As a reminder from my last post, Ivy League schools do not give merit-based aid. They only give need-based aid. However, it takes quite a bit of “merit” to get admitted to these schools at all. Harvard’s acceptance rate for Fall of 2016 was 5.9%. 34,285 applications were received and 2.032 students were accepted.
Shellee Howard, who runs an independent college consulting business called College Ready, was able to help her son prepare appropriately to get admitted to Harvard and get free tuition based on need. She was not a college consultant at the time her son was applying to schools. Helping him through the process is what got her interested in helping other students so she studied to become a certified college counselor.
I asked Shellee if they went into the college search process looking for free tuition. She said no, her son applied to 12 schools, over half of them Ivy League and other extremely competitive schools. Their goal was to get acceptances and then worry about the money later. She said in hindsight that was not a good plan. She went into the process as a single mom trying to make ends meet with no idea how to pay for four years of college.
I asked her what she thought got her son into Harvard. She explained that her son was second in his class at a large public high school in California. He had a 4.59 weighted GPA and decent test scores. He had good extra-curriculars: captain of the soccer team, and officer in 2 clubs. What she believes set him apart from other applicants was his community service experience. She took him to Kenya and they lived with a family there, volunteering in the local orphanage. The area was considered the worst slum in the world. They came back home and raised $3,000 to send back to the children in the orphanage. Her son wrote his admission essay about this experience and she said it was a very powerful essay.
When asked what families must do, especially if they are looking for free tuition based on merit or need for their student, she said plan and keep adjusting the plan. She recommends that families start planning before Freshman year of high school and work with a professional college consultant to put together a strategic plan.
I understand the benefits that working with a professional college consultant can bring, but I also believe that a savvy parent can do almost as well helping his or her own student with college admissions and scholarship applications. One of the drawbacks of doing this yourself is the number of hours you need to invest. I often talk in my articles about how I spent hundreds of hours getting educated in order to help my oldest daughter through the college search process.
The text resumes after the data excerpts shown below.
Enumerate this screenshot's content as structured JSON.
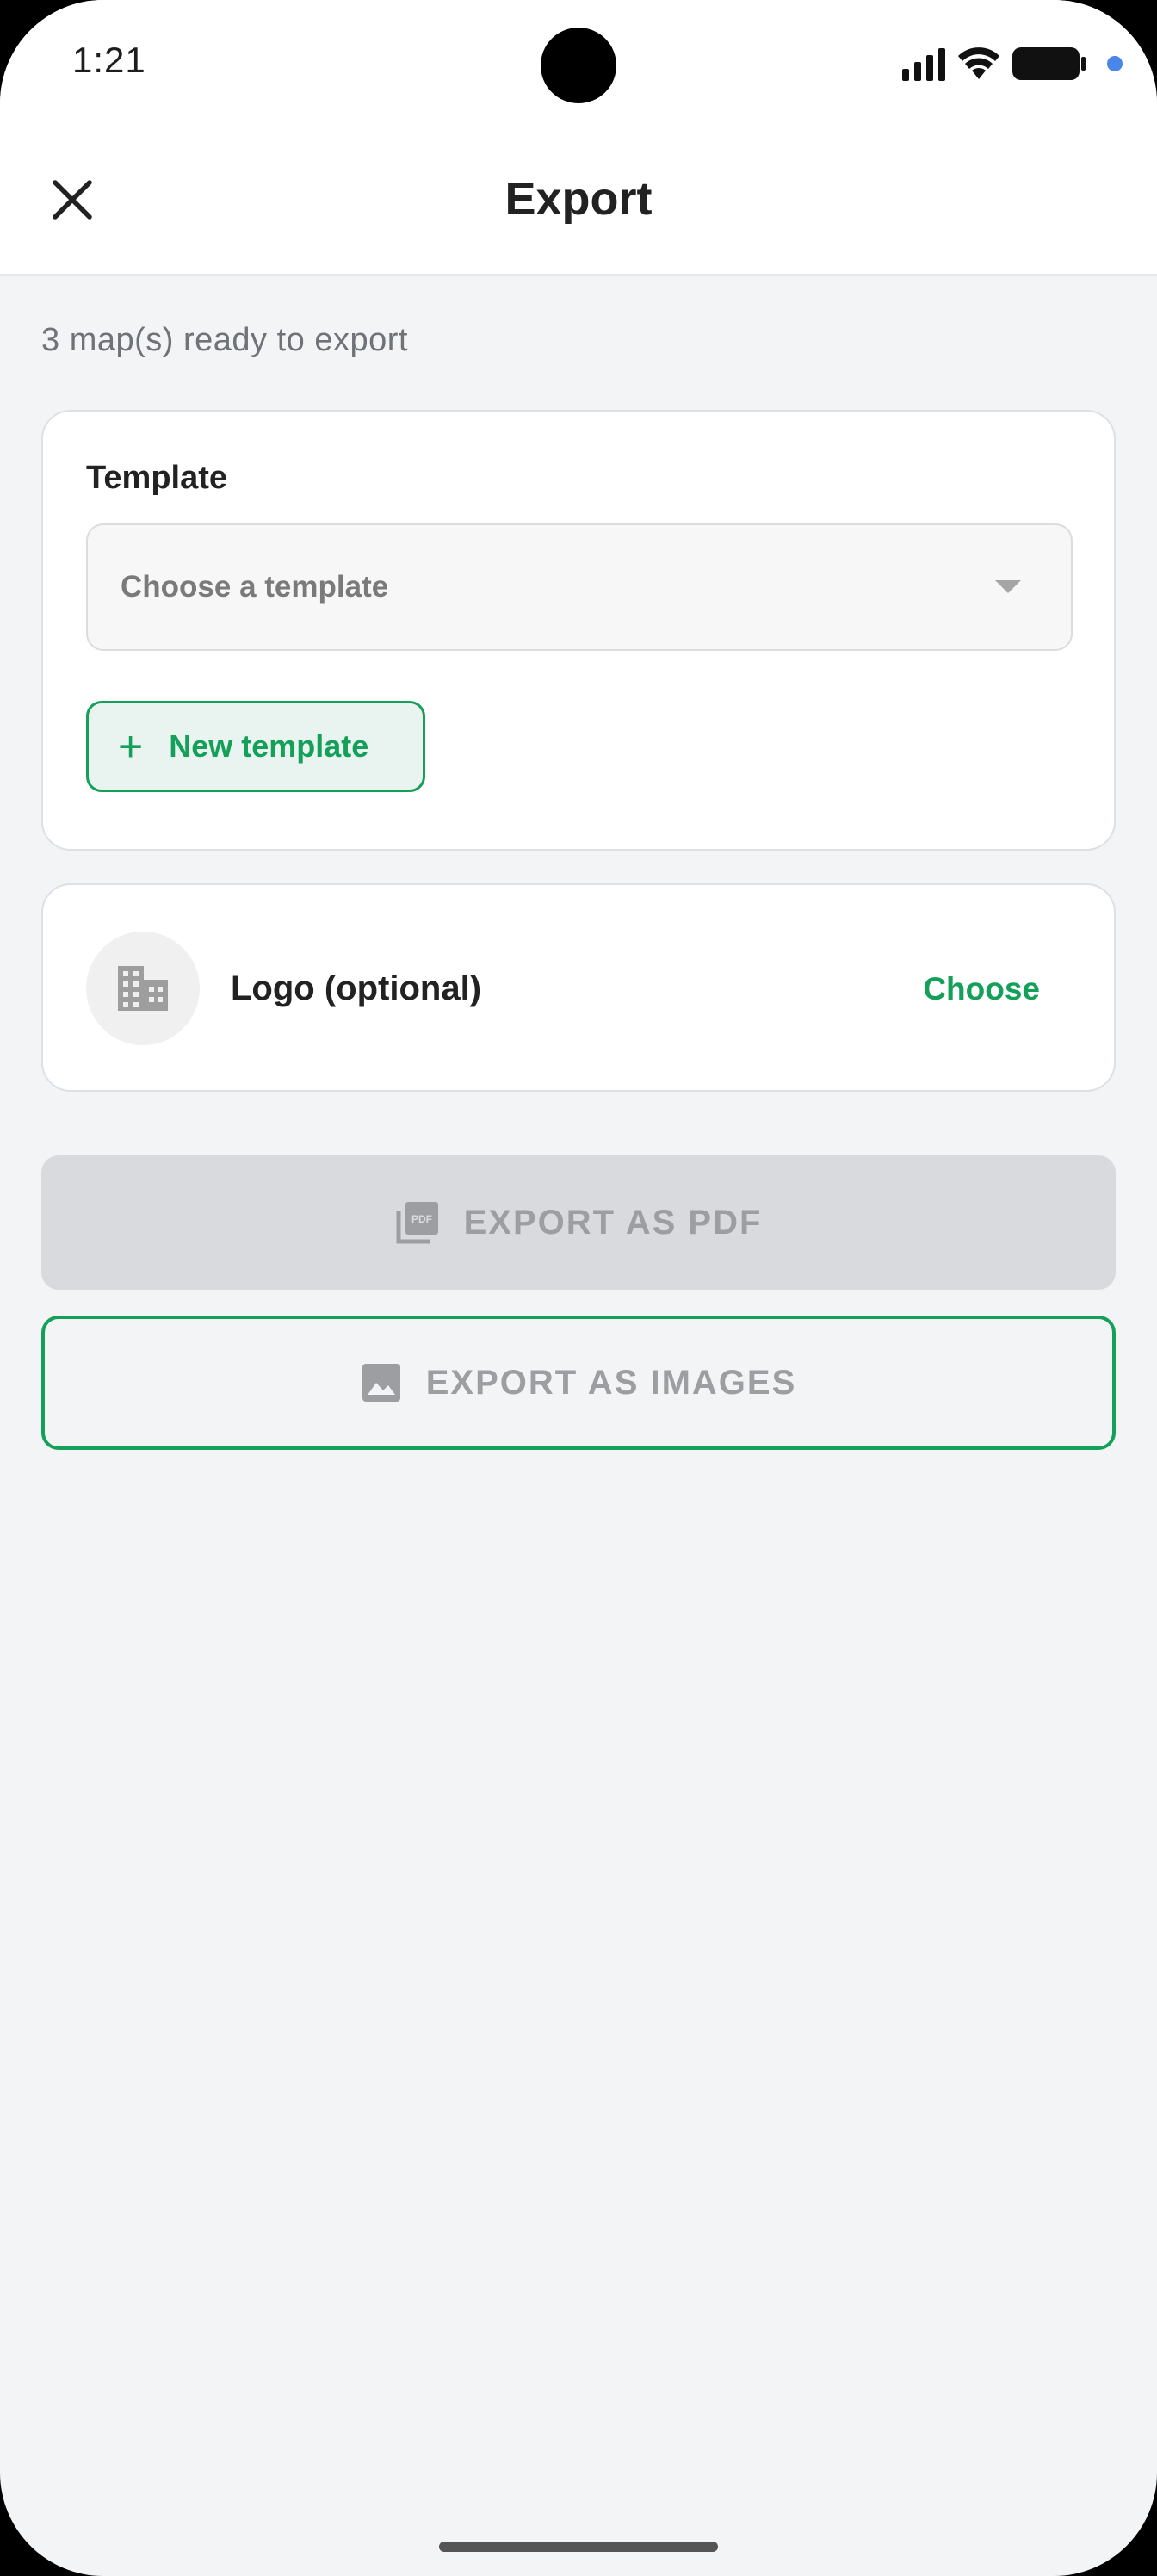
{
  "status_bar": {
    "time": "1:21"
  },
  "app_bar": {
    "title": "Export",
    "close_icon": "close-icon"
  },
  "summary": {
    "ready_text": "3 map(s) ready to export"
  },
  "template_card": {
    "label": "Template",
    "select_placeholder": "Choose a template",
    "new_template_label": "New template"
  },
  "logo_card": {
    "label": "Logo (optional)",
    "choose_label": "Choose",
    "icon": "building-icon"
  },
  "actions": {
    "export_pdf_label": "EXPORT AS PDF",
    "export_pdf_icon": "pdf-icon",
    "export_images_label": "EXPORT AS IMAGES",
    "export_images_icon": "image-icon"
  },
  "colors": {
    "accent": "#15a05a",
    "background": "#f2f4f6",
    "disabled_button": "#d9dadd",
    "disabled_text": "#9c9ea2"
  }
}
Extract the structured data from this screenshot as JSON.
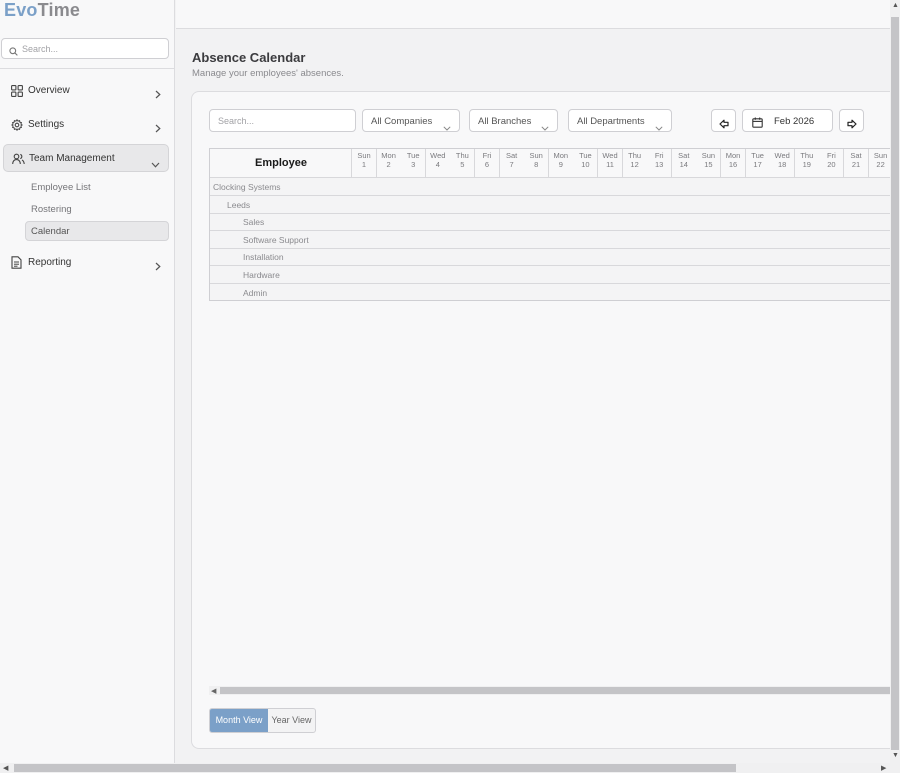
{
  "app": {
    "brand_a": "Evo",
    "brand_b": "Time",
    "brand_color": "#7ba0c8"
  },
  "sidebar": {
    "search_placeholder": "Search...",
    "items": [
      {
        "label": "Overview",
        "icon": "grid-icon",
        "expanded": false
      },
      {
        "label": "Settings",
        "icon": "gear-icon",
        "expanded": false
      },
      {
        "label": "Team Management",
        "icon": "users-icon",
        "expanded": true
      },
      {
        "label": "Reporting",
        "icon": "document-icon",
        "expanded": false
      }
    ],
    "subitems": [
      {
        "label": "Employee List",
        "active": false
      },
      {
        "label": "Rostering",
        "active": false
      },
      {
        "label": "Calendar",
        "active": true
      }
    ]
  },
  "page": {
    "title": "Absence Calendar",
    "subtitle": "Manage your employees' absences."
  },
  "filters": {
    "search_placeholder": "Search...",
    "companies": "All Companies",
    "branches": "All Branches",
    "departments": "All Departments",
    "month": "Feb 2026"
  },
  "grid": {
    "employee_header": "Employee",
    "days": [
      {
        "name": "Sun",
        "num": "1"
      },
      {
        "name": "Mon",
        "num": "2"
      },
      {
        "name": "Tue",
        "num": "3"
      },
      {
        "name": "Wed",
        "num": "4"
      },
      {
        "name": "Thu",
        "num": "5"
      },
      {
        "name": "Fri",
        "num": "6"
      },
      {
        "name": "Sat",
        "num": "7"
      },
      {
        "name": "Sun",
        "num": "8"
      },
      {
        "name": "Mon",
        "num": "9"
      },
      {
        "name": "Tue",
        "num": "10"
      },
      {
        "name": "Wed",
        "num": "11"
      },
      {
        "name": "Thu",
        "num": "12"
      },
      {
        "name": "Fri",
        "num": "13"
      },
      {
        "name": "Sat",
        "num": "14"
      },
      {
        "name": "Sun",
        "num": "15"
      },
      {
        "name": "Mon",
        "num": "16"
      },
      {
        "name": "Tue",
        "num": "17"
      },
      {
        "name": "Wed",
        "num": "18"
      },
      {
        "name": "Thu",
        "num": "19"
      },
      {
        "name": "Fri",
        "num": "20"
      },
      {
        "name": "Sat",
        "num": "21"
      },
      {
        "name": "Sun",
        "num": "22"
      }
    ],
    "rows": [
      {
        "label": "Clocking Systems",
        "level": 0
      },
      {
        "label": "Leeds",
        "level": 1
      },
      {
        "label": "Sales",
        "level": 2
      },
      {
        "label": "Software Support",
        "level": 2
      },
      {
        "label": "Installation",
        "level": 2
      },
      {
        "label": "Hardware",
        "level": 2
      },
      {
        "label": "Admin",
        "level": 2
      }
    ]
  },
  "view_toggle": {
    "month": "Month View",
    "year": "Year View",
    "selected": "Month View"
  }
}
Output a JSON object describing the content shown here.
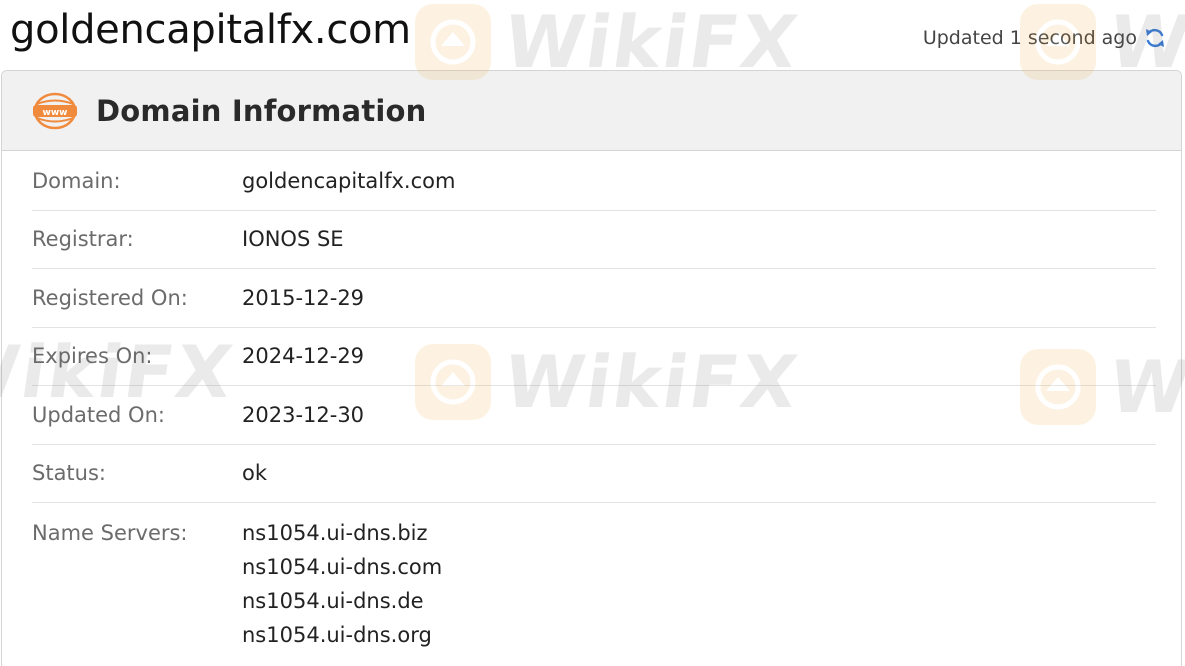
{
  "site": {
    "title": "goldencapitalfx.com",
    "updated_text": "Updated 1 second ago"
  },
  "card": {
    "title": "Domain Information",
    "header_icon_name": "www-icon",
    "rows": [
      {
        "label": "Domain:",
        "value": "goldencapitalfx.com"
      },
      {
        "label": "Registrar:",
        "value": "IONOS SE"
      },
      {
        "label": "Registered On:",
        "value": "2015-12-29"
      },
      {
        "label": "Expires On:",
        "value": "2024-12-29"
      },
      {
        "label": "Updated On:",
        "value": "2023-12-30"
      },
      {
        "label": "Status:",
        "value": "ok"
      }
    ],
    "name_servers": {
      "label": "Name Servers:",
      "values": [
        "ns1054.ui-dns.biz",
        "ns1054.ui-dns.com",
        "ns1054.ui-dns.de",
        "ns1054.ui-dns.org"
      ]
    }
  },
  "watermark": {
    "text": "WikiFX"
  },
  "colors": {
    "accent_orange": "#f08a3c",
    "refresh_blue": "#3a7bd5",
    "header_bg": "#f1f1f1",
    "label_gray": "#6b6b6b"
  }
}
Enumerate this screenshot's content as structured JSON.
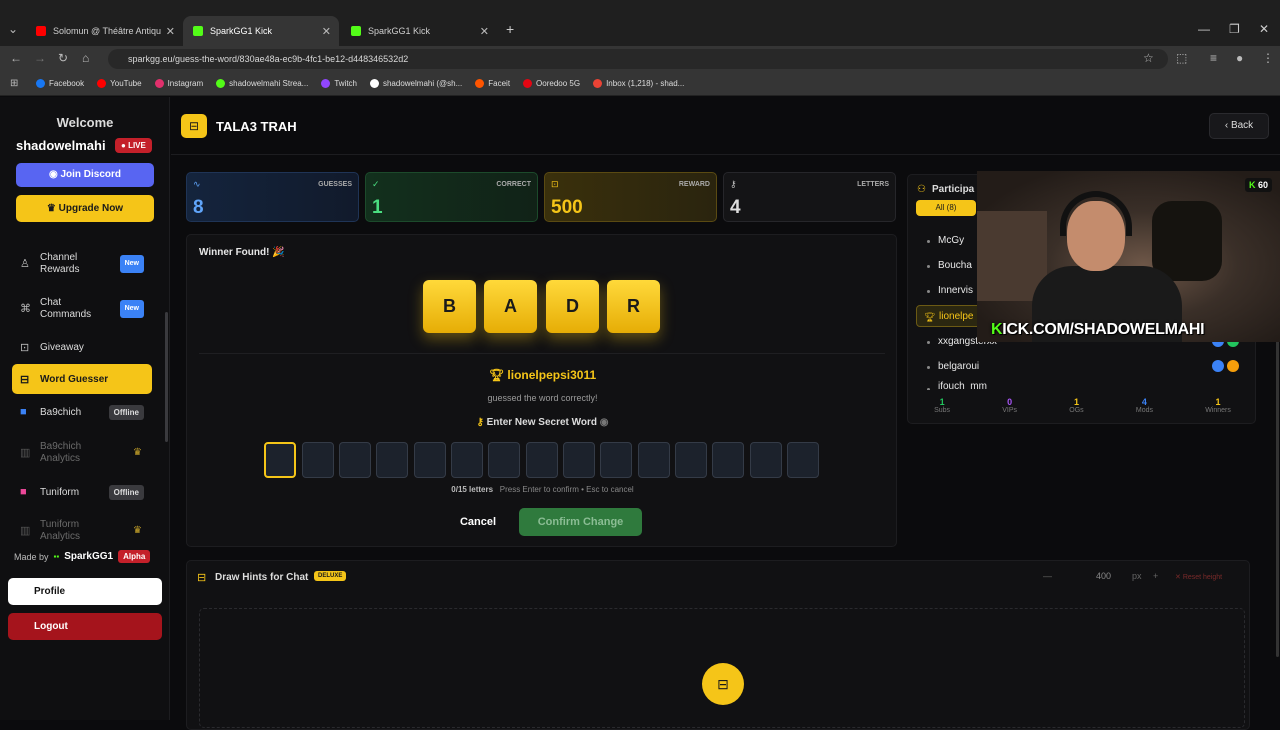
{
  "browser": {
    "tabs": [
      {
        "title": "Solomun @ Théâtre Antiqu"
      },
      {
        "title": "SparkGG1 Kick"
      },
      {
        "title": "SparkGG1 Kick"
      }
    ],
    "url": "sparkgg.eu/guess-the-word/830ae48a-ec9b-4fc1-be12-d448346532d2",
    "bookmarks": [
      {
        "label": "Facebook",
        "color": "#1877f2"
      },
      {
        "label": "YouTube",
        "color": "#ff0000"
      },
      {
        "label": "Instagram",
        "color": "#e1306c"
      },
      {
        "label": "shadowelmahi Strea...",
        "color": "#53fc18"
      },
      {
        "label": "Twitch",
        "color": "#9146ff"
      },
      {
        "label": "shadowelmahi (@sh...",
        "color": "#ffffff"
      },
      {
        "label": "Faceit",
        "color": "#ff5500"
      },
      {
        "label": "Ooredoo 5G",
        "color": "#e30613"
      },
      {
        "label": "Inbox (1,218) - shad...",
        "color": "#ea4335"
      }
    ]
  },
  "sidebar": {
    "welcome": "Welcome",
    "username": "shadowelmahi",
    "live_label": "LIVE",
    "discord_label": "Join Discord",
    "upgrade_label": "Upgrade Now",
    "items": [
      {
        "label": "Channel Rewards",
        "badge": "New"
      },
      {
        "label": "Chat Commands",
        "badge": "New"
      },
      {
        "label": "Giveaway"
      },
      {
        "label": "Word Guesser"
      },
      {
        "label": "Ba9chich",
        "badge": "Offline"
      },
      {
        "label": "Ba9chich Analytics"
      },
      {
        "label": "Tuniform",
        "badge": "Offline"
      },
      {
        "label": "Tuniform Analytics"
      }
    ],
    "made_by": "Made by",
    "brand": "SparkGG1",
    "alpha": "Alpha",
    "profile_label": "Profile",
    "logout_label": "Logout"
  },
  "header": {
    "title": "TALA3 TRAH",
    "back_label": "Back"
  },
  "stats": [
    {
      "label": "GUESSES",
      "value": "8"
    },
    {
      "label": "CORRECT",
      "value": "1"
    },
    {
      "label": "REWARD",
      "value": "500"
    },
    {
      "label": "LETTERS",
      "value": "4"
    }
  ],
  "game": {
    "winner_title": "Winner Found! 🎉",
    "letters": [
      "B",
      "A",
      "D",
      "R"
    ],
    "winner_name": "lionelpepsi3011",
    "guessed_text": "guessed the word correctly!",
    "enter_label": "Enter New Secret Word",
    "counter": "0/15 letters",
    "hint": "Press Enter to confirm • Esc to cancel",
    "cancel_label": "Cancel",
    "confirm_label": "Confirm Change"
  },
  "participants": {
    "title": "Participa",
    "filter_all": "All (8)",
    "list": [
      {
        "name": "McGy"
      },
      {
        "name": "Boucha"
      },
      {
        "name": "Innervis"
      },
      {
        "name": "lionelpe"
      },
      {
        "name": "xxgangsterxx"
      },
      {
        "name": "belgaroui"
      },
      {
        "name": "ifouch_mm"
      }
    ],
    "stats": [
      {
        "value": "1",
        "label": "Subs",
        "color": "#22c55e"
      },
      {
        "value": "0",
        "label": "VIPs",
        "color": "#a855f7"
      },
      {
        "value": "1",
        "label": "OGs",
        "color": "#f5c518"
      },
      {
        "value": "4",
        "label": "Mods",
        "color": "#3b82f6"
      },
      {
        "value": "1",
        "label": "Winners",
        "color": "#f5c518"
      }
    ]
  },
  "webcam": {
    "badge_count": "60",
    "overlay_k": "K",
    "overlay_text": "ICK.COM/SHADOWELMAHI"
  },
  "draw": {
    "title": "Draw Hints for Chat",
    "deluxe": "DELUXE",
    "height_value": "400",
    "unit": "px",
    "reset_label": "Reset height"
  }
}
That’s what lead to me starting this website. I learned so much that I wanted to share it with others. Another of the drawbacks of counseling your own child through the college search process is that they don’t always want to listen to advice from their own parents. Often, the same advice is better received when it comes from someone else.
While high schools have guidance counselors to help students with their college search process, these counselors serve a large group of students and usually can’t devote much individual attention to each student.
For some families, it will just make the most sense to engage a professional college consultant.
As for the story of Shellee Howard’s experience helping her son earn free tuition at Harvard, she is writing a book to help other parents. She plans to publish it in April of 2017 and when I get the details, I will share it on my site.